Guillem Rodríguez

Personal information
- Full name: Guillem Rodríguez Martínez
- Date of birth: 13 February 1998 (age 28)
- Place of birth: Girona, Spain
- Height: 1.73 m (5 ft 8 in)
- Position: Right-back

Team information
- Current team: Europa
- Number: 2

Youth career
- Girona

Senior career*
- Years: Team / Apps / (Gls)
- 2017–2019: Horta / 40 / (0)
- 2019–2021: Real Madrid Castilla / 24 / (0)
- 2021–2022: MAT
- 2022–2023: ADO Den Haag / 24 / (0)
- 2024: Rayo Majadahonda / 6 / (0)
- 2025–: Europa / 50 / (0)

= Guillem Rodríguez =

Spanish footballer

Guillem Rodríguez Martínez (born 13 February 1998) is a Spanish professional footballer who plays as a right-back for Primera Federación club CE Europa.

==Career==
Born in Girona, Catalonia, Rodríguez signed in 2018 for Spanish fourth tier side Horta.

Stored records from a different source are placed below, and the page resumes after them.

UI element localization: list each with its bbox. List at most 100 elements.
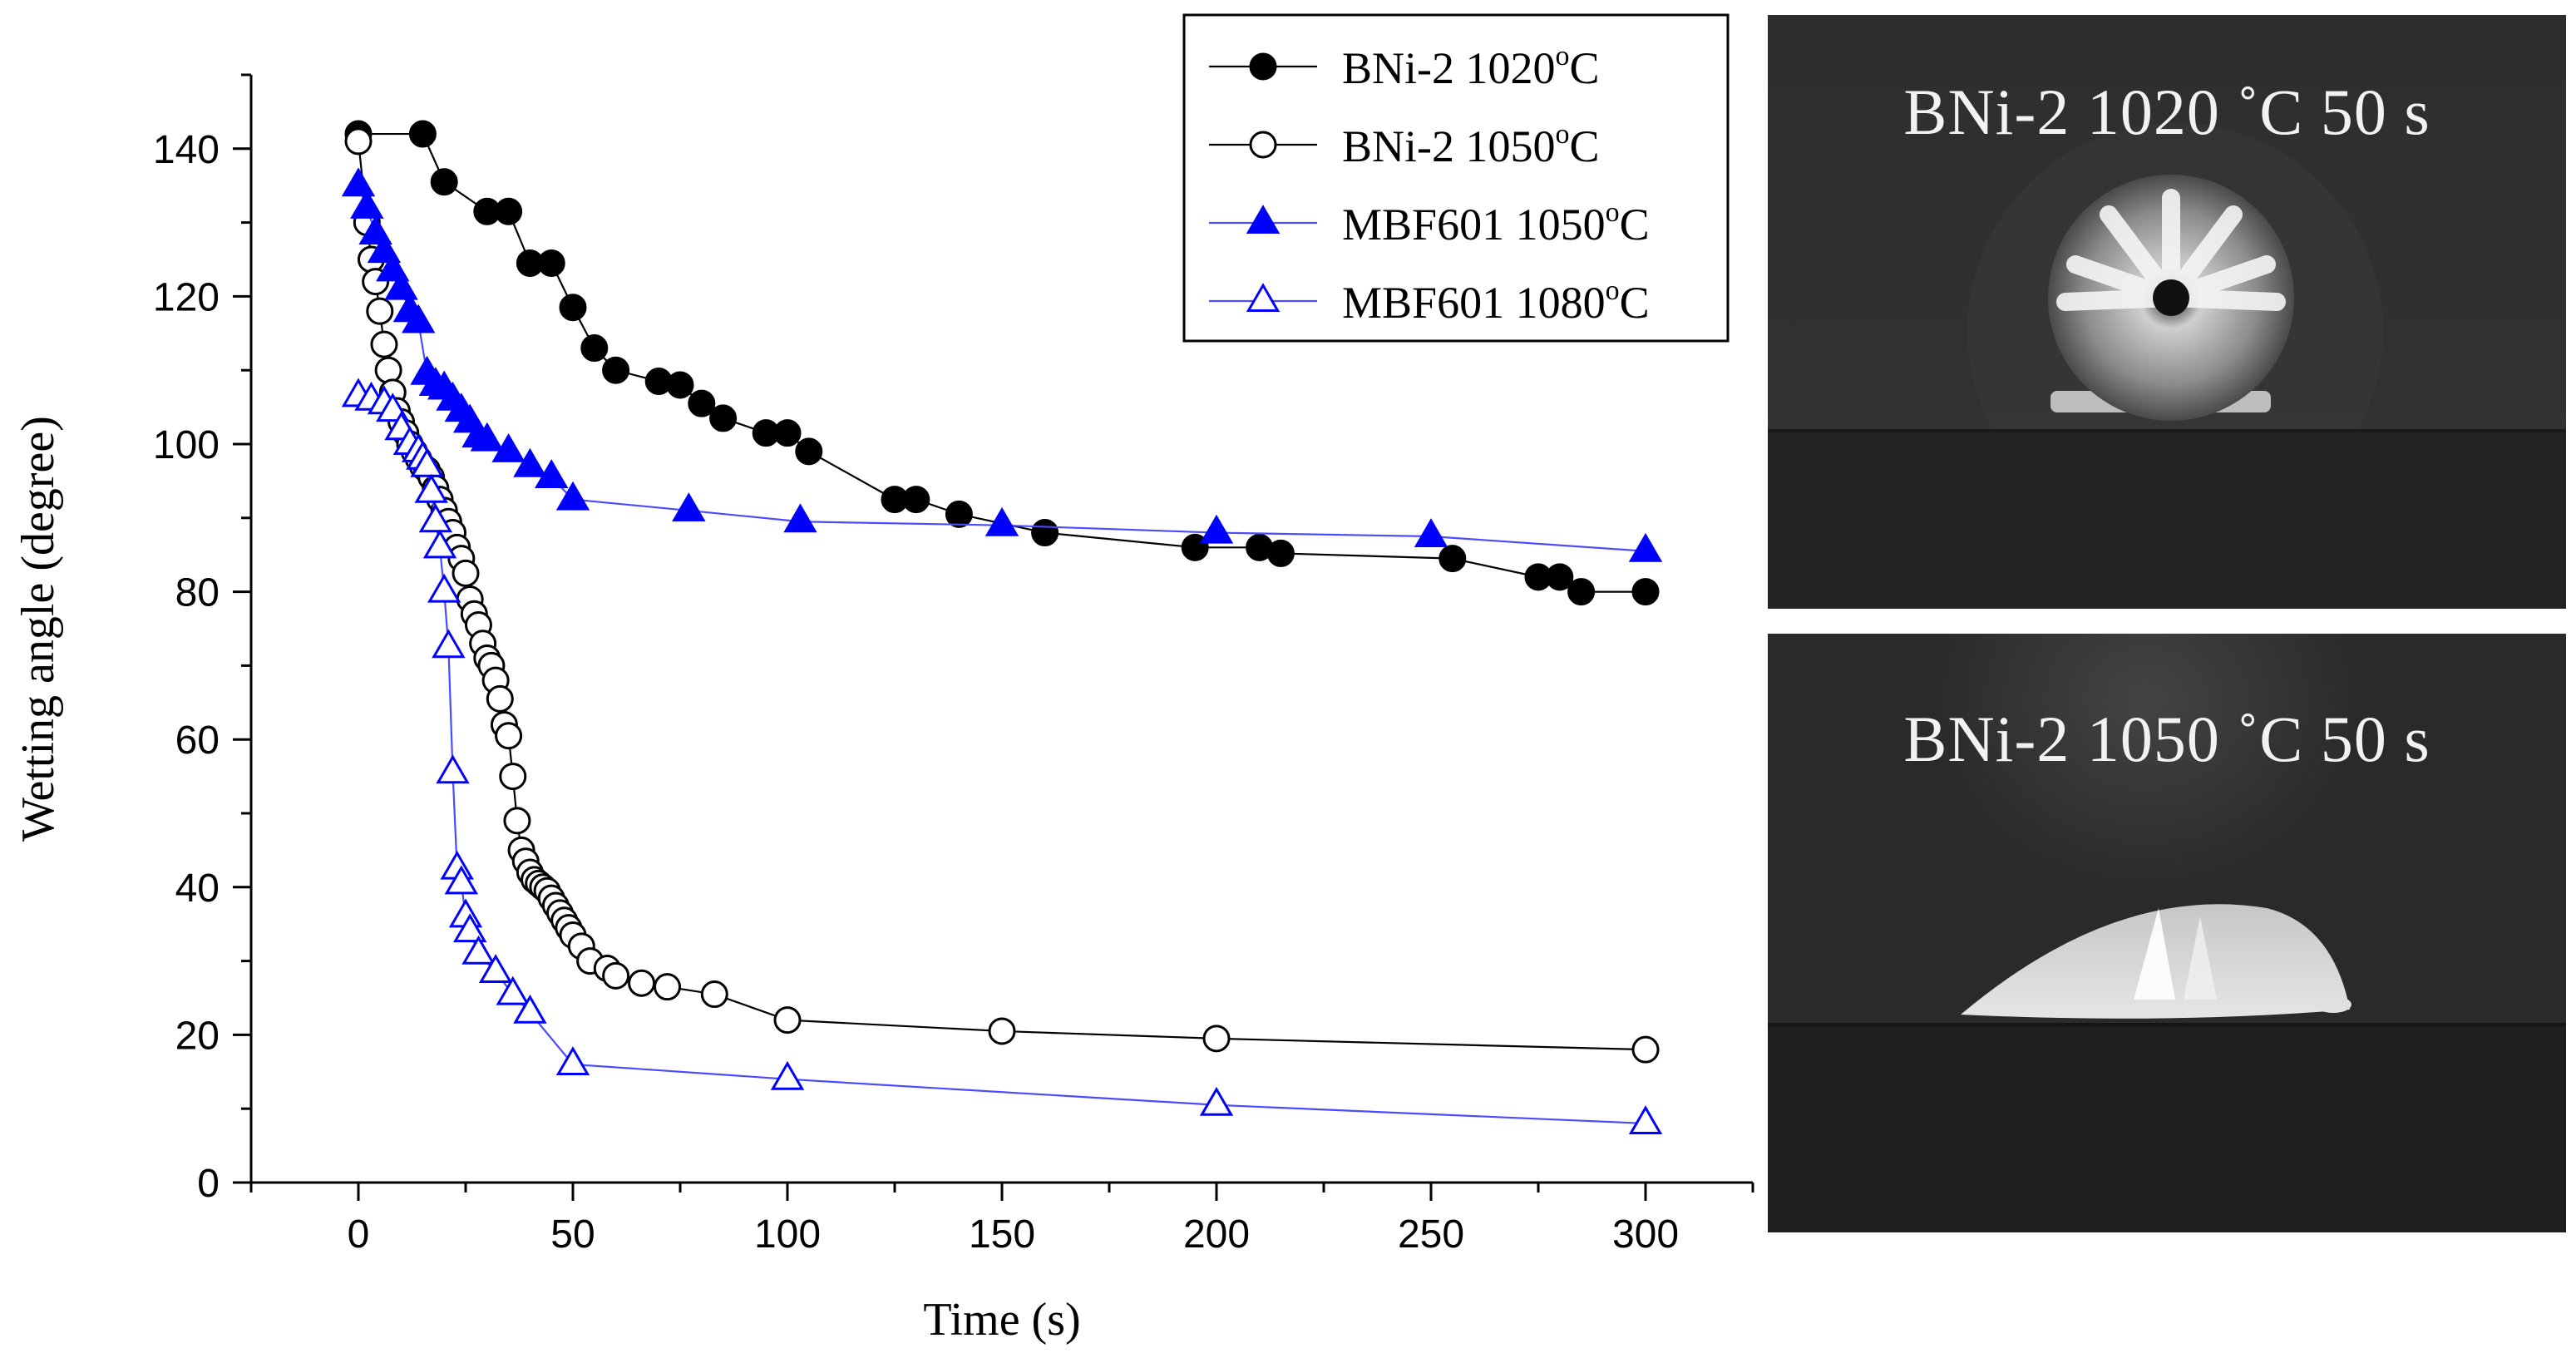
data-point (366, 297, 394, 325)
data-point (1567, 578, 1596, 606)
data-point (350, 189, 384, 219)
data-point (902, 486, 930, 514)
data-point (783, 503, 817, 533)
data-point (1199, 514, 1234, 544)
legend-label: MBF601 1050oC (1342, 197, 1650, 249)
data-point (1202, 1025, 1231, 1053)
y-tick-label: 80 (175, 571, 220, 615)
data-point (452, 913, 487, 943)
data-point (370, 330, 398, 358)
series-0 (344, 120, 1660, 606)
series-layer (341, 120, 1663, 1135)
legend-item: MBF601 1080oC (1209, 275, 1650, 328)
data-point (486, 684, 514, 713)
y-axis-title: Wetting angle (degree) (12, 416, 64, 842)
data-point (414, 473, 448, 503)
data-point (499, 763, 527, 791)
data-point (410, 447, 444, 477)
data-point (559, 294, 587, 322)
data-point (341, 167, 376, 197)
legend-marker (1246, 283, 1281, 313)
data-point (1546, 563, 1574, 591)
data-point (436, 754, 470, 784)
data-point (555, 481, 590, 511)
legend-item: MBF601 1050oC (1209, 197, 1650, 249)
photo-label-1050: BNi-2 1050 ˚C 50 s (1903, 703, 2430, 775)
data-point (430, 168, 458, 196)
y-tick-label: 20 (175, 1014, 220, 1058)
data-point (602, 961, 630, 990)
y-tick-label: 140 (153, 128, 220, 172)
data-point (602, 356, 630, 384)
y-tick-label: 100 (153, 423, 220, 467)
x-tick-label: 200 (1183, 1212, 1250, 1257)
data-point (1631, 1035, 1660, 1064)
x-tick-label: 50 (550, 1212, 595, 1257)
x-axis-title: Time (s) (923, 1294, 1080, 1346)
data-point (418, 503, 453, 533)
data-point (1631, 578, 1660, 606)
data-point (513, 994, 547, 1024)
data-point (384, 270, 418, 300)
data-point (773, 419, 802, 447)
data-point (988, 1017, 1016, 1045)
data-point (580, 334, 609, 363)
data-point (513, 447, 547, 477)
data-point (985, 506, 1019, 536)
data-point (1628, 532, 1663, 562)
data-point (1628, 1105, 1663, 1135)
y-tick-label: 40 (175, 867, 220, 911)
data-point (537, 249, 565, 277)
data-point (1199, 1086, 1234, 1116)
data-point (688, 389, 716, 417)
legend-label: MBF601 1080oC (1342, 275, 1650, 328)
data-point (709, 404, 738, 432)
data-point (496, 975, 530, 1005)
y-tick-label: 0 (197, 1162, 220, 1206)
series-line (358, 395, 1646, 1125)
data-point (770, 1060, 805, 1090)
legend-marker (1249, 131, 1277, 159)
data-point (374, 356, 402, 384)
x-tick-label: 150 (969, 1212, 1035, 1257)
axes: 0 50 100 150 200 250 300 0 20 40 60 80 100 120 140 Time… (12, 73, 1754, 1346)
data-point (461, 935, 496, 965)
series-3 (341, 378, 1663, 1135)
data-point (427, 573, 461, 603)
data-point (470, 422, 505, 452)
data-point (1439, 545, 1467, 573)
legend-item: BNi-2 1050oC (1209, 119, 1600, 171)
droplet-image-1050 (1768, 634, 2566, 1232)
x-tick-label: 300 (1612, 1212, 1679, 1257)
data-point (495, 197, 523, 225)
legend-marker (1246, 205, 1281, 235)
data-point (503, 807, 531, 835)
x-tick-label: 100 (754, 1212, 821, 1257)
data-point (945, 500, 973, 528)
data-point (344, 127, 373, 156)
data-point (666, 371, 694, 399)
legend-marker (1249, 52, 1277, 81)
legend-item: BNi-2 1020oC (1209, 41, 1600, 93)
data-point (422, 529, 457, 559)
photo-label-1020: BNi-2 1020 ˚C 50 s (1903, 76, 2430, 148)
data-point (654, 973, 682, 1001)
data-point (555, 1046, 590, 1075)
data-point (1031, 519, 1059, 547)
photo-bni2-1050: BNi-2 1050 ˚C 50 s (1768, 634, 2566, 1232)
y-tick-label: 120 (153, 275, 220, 319)
data-point (534, 459, 569, 489)
droplet-image-1020 (1768, 15, 2566, 609)
series-2 (341, 167, 1663, 562)
data-point (444, 865, 479, 895)
x-tick-label: 250 (1398, 1212, 1464, 1257)
data-point (1414, 518, 1448, 548)
data-point (402, 304, 436, 333)
data-point (432, 629, 466, 659)
legend: BNi-2 1020oC BNi-2 1050oC MBF601 1050oC MBF… (1182, 13, 1730, 343)
data-point (452, 559, 480, 587)
data-point (408, 120, 437, 148)
data-point (478, 954, 513, 983)
legend-label: BNi-2 1050oC (1342, 119, 1600, 171)
data-point (773, 1006, 802, 1035)
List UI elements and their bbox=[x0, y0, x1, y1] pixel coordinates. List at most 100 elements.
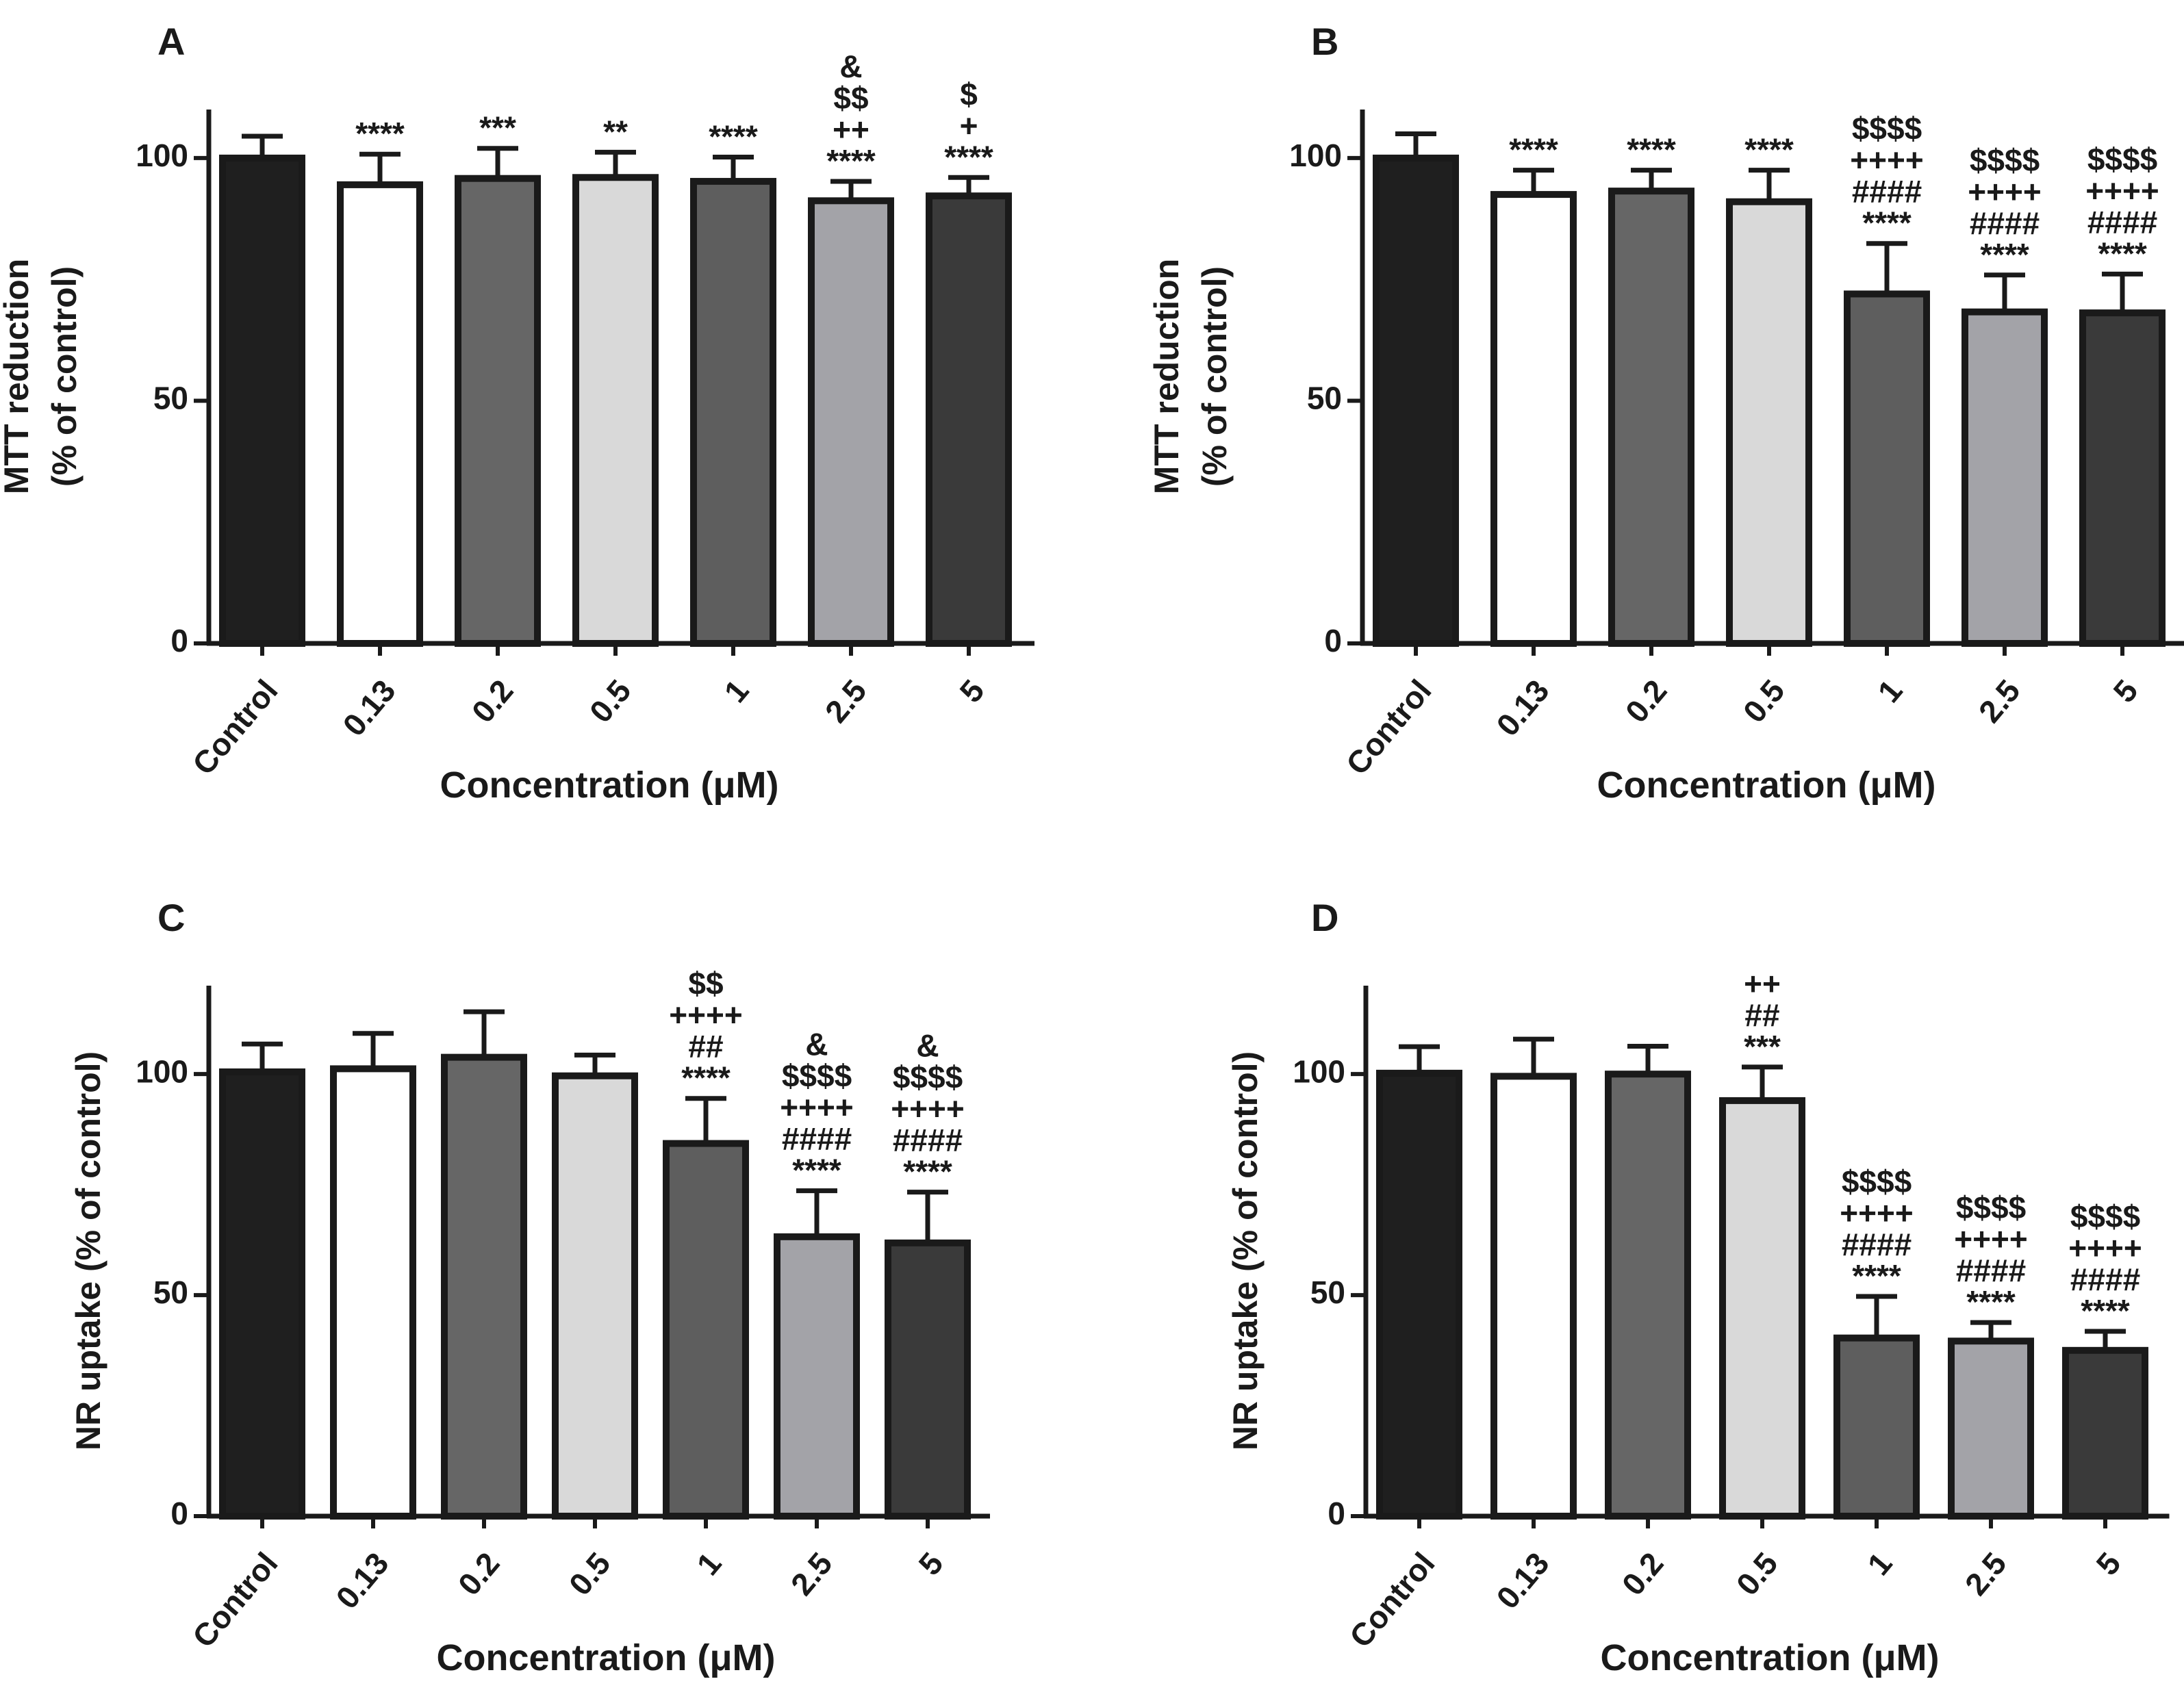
significance-label: **** bbox=[2081, 1293, 2130, 1329]
bar bbox=[926, 192, 1012, 647]
significance-label: ++++ bbox=[1968, 174, 2041, 209]
y-axis-title-line: MTT reduction bbox=[1147, 259, 1186, 494]
panel-label: B bbox=[1311, 20, 1338, 63]
y-axis-title-line: NR uptake (% of control) bbox=[1226, 1051, 1265, 1450]
bar bbox=[552, 1072, 638, 1520]
category-label: 0.13 bbox=[329, 1546, 395, 1615]
significance-label: #### bbox=[2087, 204, 2157, 240]
category-label: 0.2 bbox=[465, 673, 520, 729]
y-axis-title-line: (% of control) bbox=[45, 266, 84, 487]
significance-label: & bbox=[839, 49, 862, 84]
category-label: 2.5 bbox=[818, 673, 874, 729]
bar bbox=[441, 1053, 527, 1520]
panel-label: D bbox=[1311, 896, 1338, 939]
bar bbox=[572, 174, 659, 648]
significance-label: *** bbox=[479, 110, 516, 146]
significance-label: **** bbox=[1852, 1258, 1901, 1294]
category-label: 1 bbox=[689, 1546, 728, 1582]
panel-b: BControl****0.13****0.2****0.5$$$$++++##… bbox=[1147, 20, 2184, 806]
bar bbox=[1948, 1337, 2034, 1520]
category-label: 0.5 bbox=[562, 1546, 618, 1602]
category-label: 0.2 bbox=[451, 1546, 507, 1602]
bar bbox=[2062, 1346, 2148, 1520]
y-tick-label: 50 bbox=[153, 1275, 188, 1310]
y-axis-title: MTT reduction (% of control) bbox=[0, 259, 84, 494]
bar bbox=[1961, 308, 2048, 647]
category-label: Control bbox=[186, 1546, 285, 1654]
significance-label: #### bbox=[893, 1123, 963, 1158]
significance-label: & bbox=[805, 1027, 828, 1062]
significance-label: ## bbox=[688, 1029, 723, 1064]
y-tick-label: 0 bbox=[170, 623, 188, 658]
y-tick-label: 0 bbox=[1328, 1496, 1345, 1531]
significance-label: **** bbox=[944, 139, 993, 175]
category-label: 5 bbox=[2106, 673, 2144, 709]
significance-label: ++++ bbox=[780, 1090, 853, 1125]
category-label: Control bbox=[186, 673, 285, 782]
bar bbox=[808, 197, 894, 647]
category-label: 5 bbox=[911, 1546, 950, 1582]
category-label: 2.5 bbox=[784, 1546, 839, 1602]
significance-label: **** bbox=[1966, 1284, 2016, 1320]
bar bbox=[219, 1068, 305, 1520]
category-label: Control bbox=[1339, 673, 1438, 782]
significance-label: #### bbox=[1852, 174, 1922, 209]
y-axis-title: NR uptake (% of control) bbox=[69, 1051, 107, 1450]
y-axis-title-line: MTT reduction bbox=[0, 259, 36, 494]
y-axis-title-line: NR uptake (% of control) bbox=[69, 1051, 107, 1450]
significance-label: $ bbox=[960, 76, 978, 112]
significance-label: $$$$ bbox=[893, 1060, 963, 1095]
y-tick-label: 50 bbox=[1310, 1275, 1345, 1310]
significance-label: #### bbox=[782, 1121, 852, 1157]
category-label: 2.5 bbox=[1972, 673, 2027, 729]
significance-label: $$ bbox=[833, 80, 868, 116]
y-tick-label: 100 bbox=[1289, 138, 1342, 173]
bar bbox=[885, 1239, 971, 1520]
x-axis-title: Concentration (μM) bbox=[1601, 1637, 1940, 1678]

In 2019, he signed for Real Madrid Castilla in the Spanish third tier. In 2021, he signed for Moroccan second-tier club MAT. Before the second half of 2021–22, Rodríguez signed for ADO Den Haag in the Dutch second tier. On 24 April 2022, he debuted for ADO Den Haag during a 1–1 draw with Jong FC Utrecht.